While the parties in the present action are also included in the Connecticut Action and the two actions have overlapping facts, the causes of action in the Connecticut Action differ significantly from those asserted here. With respect to the parties to this action, the Connecticut Action primarily concerns claims by Bucher against Plaintiff for alleged wrongful termination and breach of employment agreements (NYSCEF Doc. 119). Conversely, this action is centered on Plaintiffs allegations relating to Defendant's acquisition of Plaintiffs client list and wrongful solicitation of Plaintiff s clients.

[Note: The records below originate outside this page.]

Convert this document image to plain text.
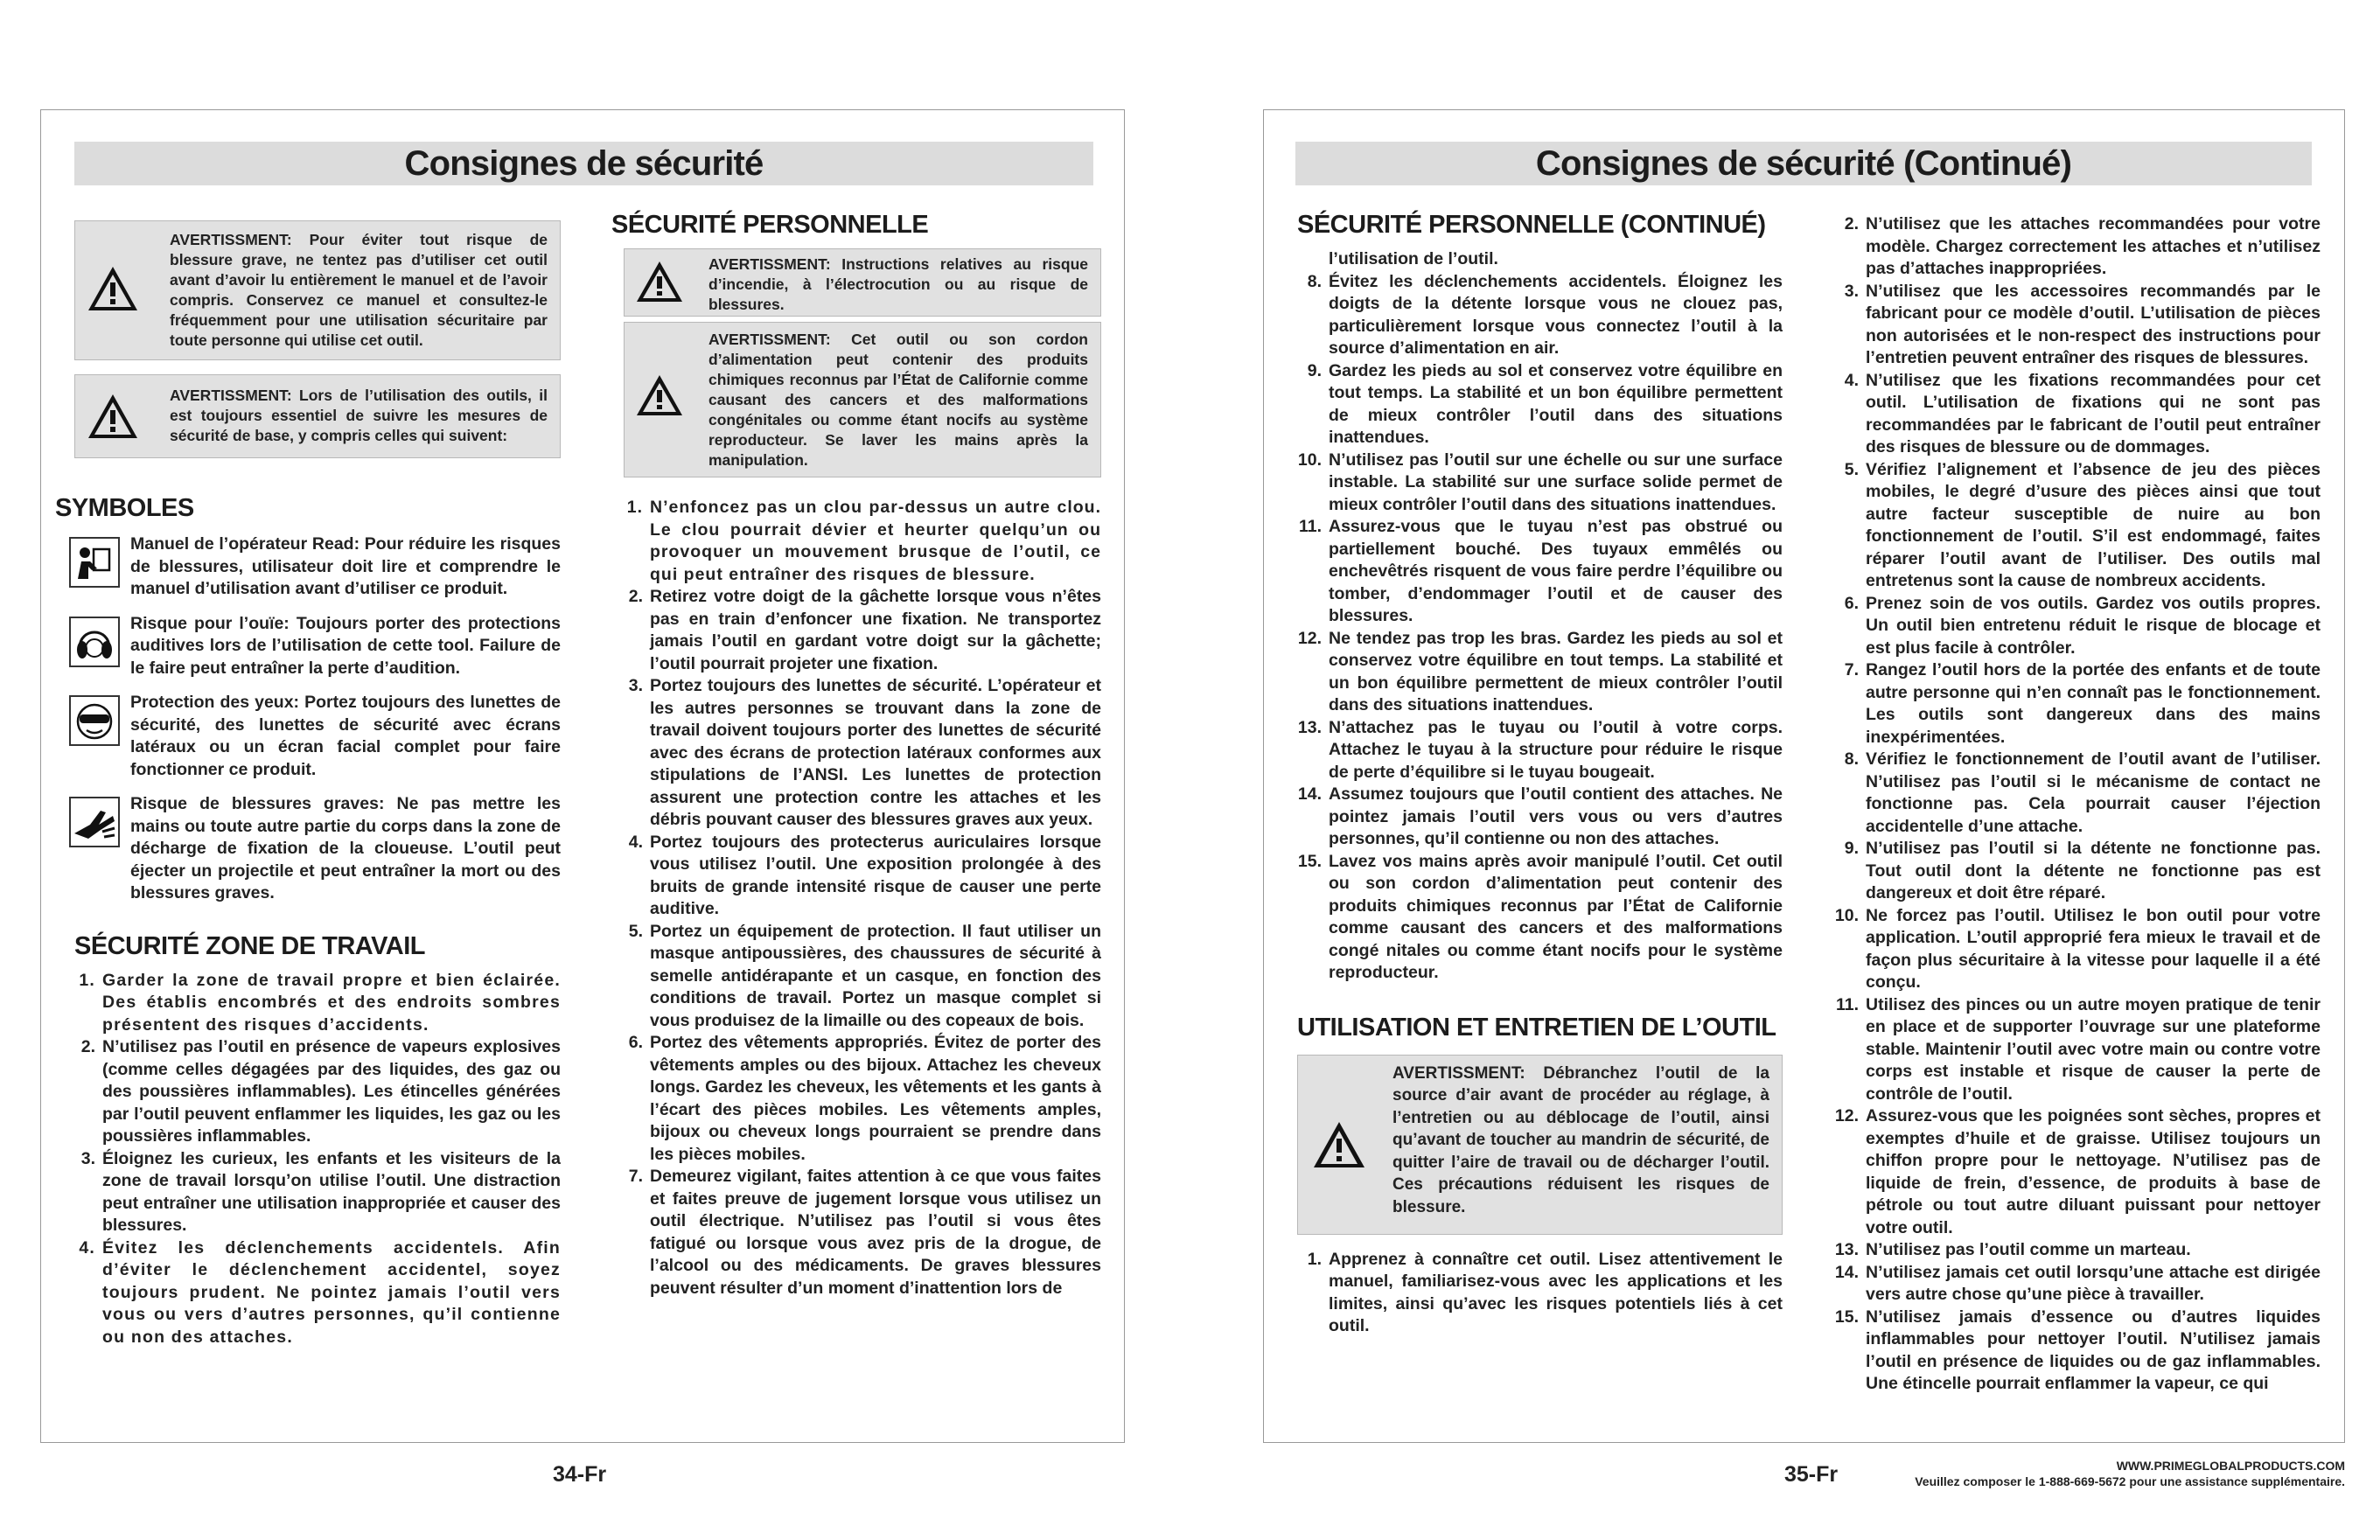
Consignes de sécurité
AVERTISSMENT: Pour éviter tout risque de blessure grave, ne tentez pas d’utiliser cet outil avant d’avoir lu entièrement le manuel et de l’avoir compris. Conservez ce manuel et consultez-le fréquemment pour une utilisation sécuritaire par toute personne qui utilise cet outil.
AVERTISSMENT: Lors de l’utilisation des outils, il est toujours essentiel de suivre les mesures de sécurité de base, y compris celles qui suivent:
SYMBOLES

Manuel de l’opérateur Read: Pour réduire les risques de blessures, utilisateur doit lire et comprendre le manuel d’utilisation avant d’utiliser ce produit.

Risque pour l’ouïe: Toujours porter des protections auditives lors de l’utilisation de cette tool. Failure de le faire peut entraîner la perte d’audition.

Protection des yeux: Portez toujours des lunettes de sécurité, des lunettes de sécurité avec écrans latéraux ou un écran facial complet pour faire fonctionner ce produit.

Risque de blessures graves: Ne pas mettre les mains ou toute autre partie du corps dans la zone de décharge de fixation de la cloueuse. L’outil peut éjecter un projectile et peut entraîner la mort ou des blessures graves.

SÉCURITÉ ZONE DE TRAVAIL
1. Garder la zone de travail propre et bien éclairée. Des établis encombrés et des endroits sombres présentent des risques d’accidents.
2. N’utilisez pas l’outil en présence de vapeurs explosives (comme celles dégagées par des liquides, des gaz ou des poussières inflammables). Les étincelles générées par l’outil peuvent enflammer les liquides, les gaz ou les poussières inflammables.
3. Éloignez les curieux, les enfants et les visiteurs de la zone de travail lorsqu’on utilise l’outil. Une distraction peut entraîner une utilisation inappropriée et causer des blessures.
4. Évitez les déclenchements accidentels. Afin d’éviter le déclenchement accidentel, soyez toujours prudent. Ne pointez jamais l’outil vers vous ou vers d’autres personnes, qu’il contienne ou non des attaches.
SÉCURITÉ PERSONNELLE
AVERTISSMENT: Instructions relatives au risque d’incendie, à l’électrocution ou au risque de blessures.
AVERTISSMENT: Cet outil ou son cordon d’alimentation peut contenir des produits chimiques reconnus par l’État de Californie comme causant des cancers et des malformations congénitales ou comme étant nocifs au système reproducteur. Se laver les mains après la manipulation.
1. N’enfoncez pas un clou par-dessus un autre clou. Le clou pourrait dévier et heurter quelqu’un ou provoquer un mouvement brusque de l’outil, ce qui peut entraîner des risques de blessure.
2. Retirez votre doigt de la gâchette lorsque vous n’êtes pas en train d’enfoncer une fixation. Ne transportez jamais l’outil en gardant votre doigt sur la gâchette; l’outil pourrait projeter une fixation.
3. Portez toujours des lunettes de sécurité. L’opérateur et les autres personnes se trouvant dans la zone de travail doivent toujours porter des lunettes de sécurité avec des écrans de protection latéraux conformes aux stipulations de l’ANSI. Les lunettes de protection assurent une protection contre les attaches et les débris pouvant causer des blessures graves aux yeux.
4. Portez toujours des protecterus auriculaires lorsque vous utilisez l’outil. Une exposition prolongée à des bruits de grande intensité risque de causer une perte auditive.
5. Portez un équipement de protection. Il faut utiliser un masque antipoussières, des chaussures de sécurité à semelle antidérapante et un casque, en fonction des conditions de travail. Portez un masque complet si vous produisez de la limaille ou des copeaux de bois.
6. Portez des vêtements appropriés. Évitez de porter des vêtements amples ou des bijoux. Attachez les cheveux longs. Gardez les cheveux, les vêtements et les gants à l’écart des pièces mobiles. Les vêtements amples, bijoux ou cheveux longs pourraient se prendre dans les pièces mobiles.
7. Demeurez vigilant, faites attention à ce que vous faites et faites preuve de jugement lorsque vous utilisez un outil électrique. N’utilisez pas l’outil si vous êtes fatigué ou lorsque vous avez pris de la drogue, de l’alcool ou des médicaments. De graves blessures peuvent résulter d’un moment d’inattention lors de
34-Fr
Consignes de sécurité (Continué)
SÉCURITÉ PERSONNELLE (CONTINUÉ)

l’utilisation de l’outil.

8. Évitez les déclenchements accidentels. Éloignez les doigts de la détente lorsque vous ne clouez pas, particulièrement lorsque vous connectez l’outil à la source d’alimentation en air.
9. Gardez les pieds au sol et conservez votre équilibre en tout temps. La stabilité et un bon équilibre permettent de mieux contrôler l’outil dans des situations inattendues.
10. N’utilisez pas l’outil sur une échelle ou sur une surface instable. La stabilité sur une surface solide permet de mieux contrôler l’outil dans des situations inattendues.
11. Assurez-vous que le tuyau n’est pas obstrué ou partiellement bouché. Des tuyaux emmêlés ou enchevêtrés risquent de vous faire perdre l’équilibre ou tomber, d’endommager l’outil et de causer des blessures.
12. Ne tendez pas trop les bras. Gardez les pieds au sol et conservez votre équilibre en tout temps. La stabilité et un bon équilibre permettent de mieux contrôler l’outil dans des situations inattendues.
13. N’attachez pas le tuyau ou l’outil à votre corps. Attachez le tuyau à la structure pour réduire le risque de perte d’équilibre si le tuyau bougeait.
14. Assumez toujours que l’outil contient des attaches. Ne pointez jamais l’outil vers vous ou vers d’autres personnes, qu’il contienne ou non des attaches.
15. Lavez vos mains après avoir manipulé l’outil. Cet outil ou son cordon d’alimentation peut contenir des produits chimiques reconnus par l’État de Californie comme causant des cancers et des malformations congé nitales ou comme étant nocifs pour le système reproducteur.
UTILISATION ET ENTRETIEN DE L’OUTIL
AVERTISSMENT: Débranchez l’outil de la source d’air avant de procéder au réglage, à l’entretien ou au déblocage de l’outil, ainsi qu’avant de toucher au mandrin de sécurité, de quitter l’aire de travail ou de décharger l’outil. Ces précautions réduisent les risques de blessure.
1. Apprenez à connaître cet outil. Lisez attentivement le manuel, familiarisez-vous avec les applications et les limites, ainsi qu’avec les risques potentiels liés à cet outil.
2. N’utilisez que les attaches recommandées pour votre modèle. Chargez correctement les attaches et n’utilisez pas d’attaches inappropriées.
3. N’utilisez que les accessoires recommandés par le fabricant pour ce modèle d’outil. L’utilisation de pièces non autorisées et le non-respect des instructions pour l’entretien peuvent entraîner des risques de blessures.
4. N’utilisez que les fixations recommandées pour cet outil. L’utilisation de fixations qui ne sont pas recommandées par le fabricant de l’outil peut entraîner des risques de blessure ou de dommages.
5. Vérifiez l’alignement et l’absence de jeu des pièces mobiles, le degré d’usure des pièces ainsi que tout autre facteur susceptible de nuire au bon fonctionnement de l’outil. S’il est endommagé, faites réparer l’outil avant de l’utiliser. Des outils mal entretenus sont la cause de nombreux accidents.
6. Prenez soin de vos outils. Gardez vos outils propres. Un outil bien entretenu réduit le risque de blocage et est plus facile à contrôler.
7. Rangez l’outil hors de la portée des enfants et de toute autre personne qui n’en connaît pas le fonctionnement. Les outils sont dangereux dans des mains inexpérimentées.
8. Vérifiez le fonctionnement de l’outil avant de l’utiliser. N’utilisez pas l’outil si le mécanisme de contact ne fonctionne pas. Cela pourrait causer l’éjection accidentelle d’une attache.
9. N’utilisez pas l’outil si la détente ne fonctionne pas. Tout outil dont la détente ne fonctionne pas est dangereux et doit être réparé.
10. Ne forcez pas l’outil. Utilisez le bon outil pour votre application. L’outil approprié fera mieux le travail et de façon plus sécuritaire à la vitesse pour laquelle il a été conçu.
11. Utilisez des pinces ou un autre moyen pratique de tenir en place et de supporter l’ouvrage sur une plateforme stable. Maintenir l’outil avec votre main ou contre votre corps est instable et risque de causer la perte de contrôle de l’outil.
12. Assurez-vous que les poignées sont sèches, propres et exemptes d’huile et de graisse. Utilisez toujours un chiffon propre pour le nettoyage. N’utilisez pas de liquide de frein, d’essence, de produits à base de pétrole ou tout autre diluant puissant pour nettoyer votre outil.
13. N’utilisez pas l’outil comme un marteau.
14. N’utilisez jamais cet outil lorsqu’une attache est dirigée vers autre chose qu’une pièce à travailler.
15. N’utilisez jamais d’essence ou d’autres liquides inflammables pour nettoyer l’outil. N’utilisez jamais l’outil en présence de liquides ou de gaz inflammables. Une étincelle pourrait enflammer la vapeur, ce qui
35-Fr	WWW.PRIMEGLOBALPRODUCTS.COM
Veuillez composer le 1-888-669-5672 pour une assistance supplémentaire.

As the relief sought in the Connecticut Action is not substantially the same as that sought in the instant action, Defendant's motion to stay the proceedings in this action pending a resolution of the Connecticut Action is denied.
Accordingly, it is hereby, ORDERED that Defendant Bucher Law PLLC's motion for an Order dismissing Plaintiff Zaiger LLC's claims pursuant to CPLR 3211(g) and N.Y. Civ. Rights Law § 76-a is denied; and it is further
ORDERED that Defendant Bucher Law PLLC's motion for an Order dismissing Plaintiff Zaiger LLC's claims for tortious interference with contract, unfair competition, misappropriation, unjust enrichment, aiding and abetting fraud and aiding and abetting breach of the duty of loyalty is denied; and it is further
ORDERED that Defendant Bucher Law PLLC's motion for an Order dismissing or staying this action pending a determination of previously filed Connecticut Action is denied; and it is further
ORDERED that on or before July 23, 2024, the parties are directed to submit a proposed Preliminary Conference Order to the Court via e-mail to SFC-Part33-Clerk@nycourts.gov. If the parties are unable to agree to a proposed Preliminary Conference Order, the parties are directed to appear for an in-person preliminary conference with the Court in Room 442, 60 Centre Street, on July 24, 2024 at 9:30 a.m.; and it is further
ORDERED that within ten days of entry, counsel for Defendant Zaiger LLC shall serve a copy of this Decision and Order, with notice of entry, on all parties to this case; and it is further
ORDERED that the Clerk of the Court is directed to enter judgment accordingly. This constitutes the Decision and Order of the Court.